More on Subqueries (2) Use multiple subqueries! Two subqueries: SELECT DISTINCT Artistname FROM Artists A WHERE ArtistID IN (SELECT ArtistID FROM XrefArtistsMembers X WHERE X.memberid IN (SELECT MemberID FROM Members WHERE Region = ‘GA’));

Subqueries vs. Joins Joins construct Cartesian Products Then filter (remove) data Subqueries select matching records Subqueries tend to be much faster

Updating Records EXISTS with a subquery is faster than a join. Why? With an EXISTS sub-query, SQL does not have to perform a full row by row join, building the Cartesian product and then tossing out unmatched rows. It simply runs the sub-query for each row of the outer query. It may not even have to run the entire sub-query, since as soon as it finds one good record it knows that at least some data exists.

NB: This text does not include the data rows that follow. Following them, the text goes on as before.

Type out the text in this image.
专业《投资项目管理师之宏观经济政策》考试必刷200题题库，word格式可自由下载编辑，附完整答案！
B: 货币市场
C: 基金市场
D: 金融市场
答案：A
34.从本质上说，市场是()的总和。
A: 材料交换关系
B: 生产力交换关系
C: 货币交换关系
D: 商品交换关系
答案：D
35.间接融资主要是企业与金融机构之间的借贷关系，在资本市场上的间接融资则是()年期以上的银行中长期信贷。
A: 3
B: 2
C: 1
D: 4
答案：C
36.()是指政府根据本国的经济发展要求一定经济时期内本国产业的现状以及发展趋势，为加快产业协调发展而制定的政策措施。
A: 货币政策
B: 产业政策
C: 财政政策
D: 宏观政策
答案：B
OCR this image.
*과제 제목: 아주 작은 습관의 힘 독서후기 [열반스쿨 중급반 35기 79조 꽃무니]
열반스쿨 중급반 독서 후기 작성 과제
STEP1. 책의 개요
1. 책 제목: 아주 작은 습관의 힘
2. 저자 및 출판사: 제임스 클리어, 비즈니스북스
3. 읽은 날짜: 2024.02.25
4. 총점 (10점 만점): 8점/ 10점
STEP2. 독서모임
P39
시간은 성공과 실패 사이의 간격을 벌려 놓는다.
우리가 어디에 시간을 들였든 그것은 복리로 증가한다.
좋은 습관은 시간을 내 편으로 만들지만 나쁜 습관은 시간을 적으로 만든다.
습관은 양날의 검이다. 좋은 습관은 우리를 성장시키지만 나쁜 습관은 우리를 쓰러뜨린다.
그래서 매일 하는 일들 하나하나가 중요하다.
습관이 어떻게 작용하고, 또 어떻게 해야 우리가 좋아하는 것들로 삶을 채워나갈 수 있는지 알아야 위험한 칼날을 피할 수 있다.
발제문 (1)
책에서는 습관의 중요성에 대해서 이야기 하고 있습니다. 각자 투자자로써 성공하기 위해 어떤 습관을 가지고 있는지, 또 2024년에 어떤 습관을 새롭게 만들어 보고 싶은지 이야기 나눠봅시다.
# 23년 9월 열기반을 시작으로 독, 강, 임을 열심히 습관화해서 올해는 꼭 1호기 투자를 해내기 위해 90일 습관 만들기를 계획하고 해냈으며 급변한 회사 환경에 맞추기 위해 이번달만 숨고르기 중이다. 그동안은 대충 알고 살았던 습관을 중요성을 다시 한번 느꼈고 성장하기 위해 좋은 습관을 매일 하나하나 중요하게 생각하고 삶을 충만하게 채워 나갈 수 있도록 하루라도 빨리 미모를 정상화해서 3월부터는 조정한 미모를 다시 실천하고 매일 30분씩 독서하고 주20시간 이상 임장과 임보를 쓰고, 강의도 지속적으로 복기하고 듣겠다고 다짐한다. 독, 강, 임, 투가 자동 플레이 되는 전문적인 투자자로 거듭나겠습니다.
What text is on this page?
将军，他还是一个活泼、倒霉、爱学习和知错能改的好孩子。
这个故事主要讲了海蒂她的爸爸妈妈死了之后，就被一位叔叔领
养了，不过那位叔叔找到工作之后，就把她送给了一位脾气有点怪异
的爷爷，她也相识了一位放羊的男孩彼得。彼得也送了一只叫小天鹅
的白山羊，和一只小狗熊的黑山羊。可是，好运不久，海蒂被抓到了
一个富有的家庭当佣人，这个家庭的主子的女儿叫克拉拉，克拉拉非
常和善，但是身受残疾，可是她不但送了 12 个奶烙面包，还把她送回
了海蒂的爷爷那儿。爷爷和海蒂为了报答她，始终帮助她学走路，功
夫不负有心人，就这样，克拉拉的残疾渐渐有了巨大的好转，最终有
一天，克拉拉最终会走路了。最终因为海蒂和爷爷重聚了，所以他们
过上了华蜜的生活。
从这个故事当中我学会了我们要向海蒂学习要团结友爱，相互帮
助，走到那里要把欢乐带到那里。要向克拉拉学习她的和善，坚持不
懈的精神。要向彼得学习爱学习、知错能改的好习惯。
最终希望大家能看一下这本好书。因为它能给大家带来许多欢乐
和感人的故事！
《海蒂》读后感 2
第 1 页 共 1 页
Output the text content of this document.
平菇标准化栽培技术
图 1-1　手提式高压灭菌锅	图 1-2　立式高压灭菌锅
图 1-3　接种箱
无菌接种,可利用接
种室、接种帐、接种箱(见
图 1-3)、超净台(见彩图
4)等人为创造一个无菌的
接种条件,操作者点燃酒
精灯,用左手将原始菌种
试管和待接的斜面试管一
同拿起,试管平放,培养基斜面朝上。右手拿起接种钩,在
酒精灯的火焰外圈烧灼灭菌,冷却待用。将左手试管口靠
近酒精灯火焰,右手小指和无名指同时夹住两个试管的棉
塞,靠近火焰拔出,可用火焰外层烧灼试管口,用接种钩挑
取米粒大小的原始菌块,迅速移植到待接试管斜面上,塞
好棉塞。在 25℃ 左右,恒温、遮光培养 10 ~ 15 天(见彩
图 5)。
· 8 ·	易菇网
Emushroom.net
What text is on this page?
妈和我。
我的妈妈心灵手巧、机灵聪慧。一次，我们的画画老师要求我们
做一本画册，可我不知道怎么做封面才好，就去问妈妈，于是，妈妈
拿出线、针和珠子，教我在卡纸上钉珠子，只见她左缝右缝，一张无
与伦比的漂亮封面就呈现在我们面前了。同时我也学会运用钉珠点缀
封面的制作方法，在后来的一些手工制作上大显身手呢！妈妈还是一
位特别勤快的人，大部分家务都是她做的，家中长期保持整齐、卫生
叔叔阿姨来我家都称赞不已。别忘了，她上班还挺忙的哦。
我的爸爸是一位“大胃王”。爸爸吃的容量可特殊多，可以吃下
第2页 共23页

Tips on Solving Subquery Problems When solving subquery problems: Think substitution! Analyze the question, looking for subqueries within the question Replace subqueries in the original question with substitution variables such as X, Y, and Z Write queries for your substitution variables Write a query to that solves the original question using your substitution variables Replace substitution variables with your subqueries

Tips on Solving Subquery Problems (2) If you find yourself unsure of a problem: Try to solve the problem using a single query, and when you get stuck, write a subquery for the part you get stuck on! Good Luck!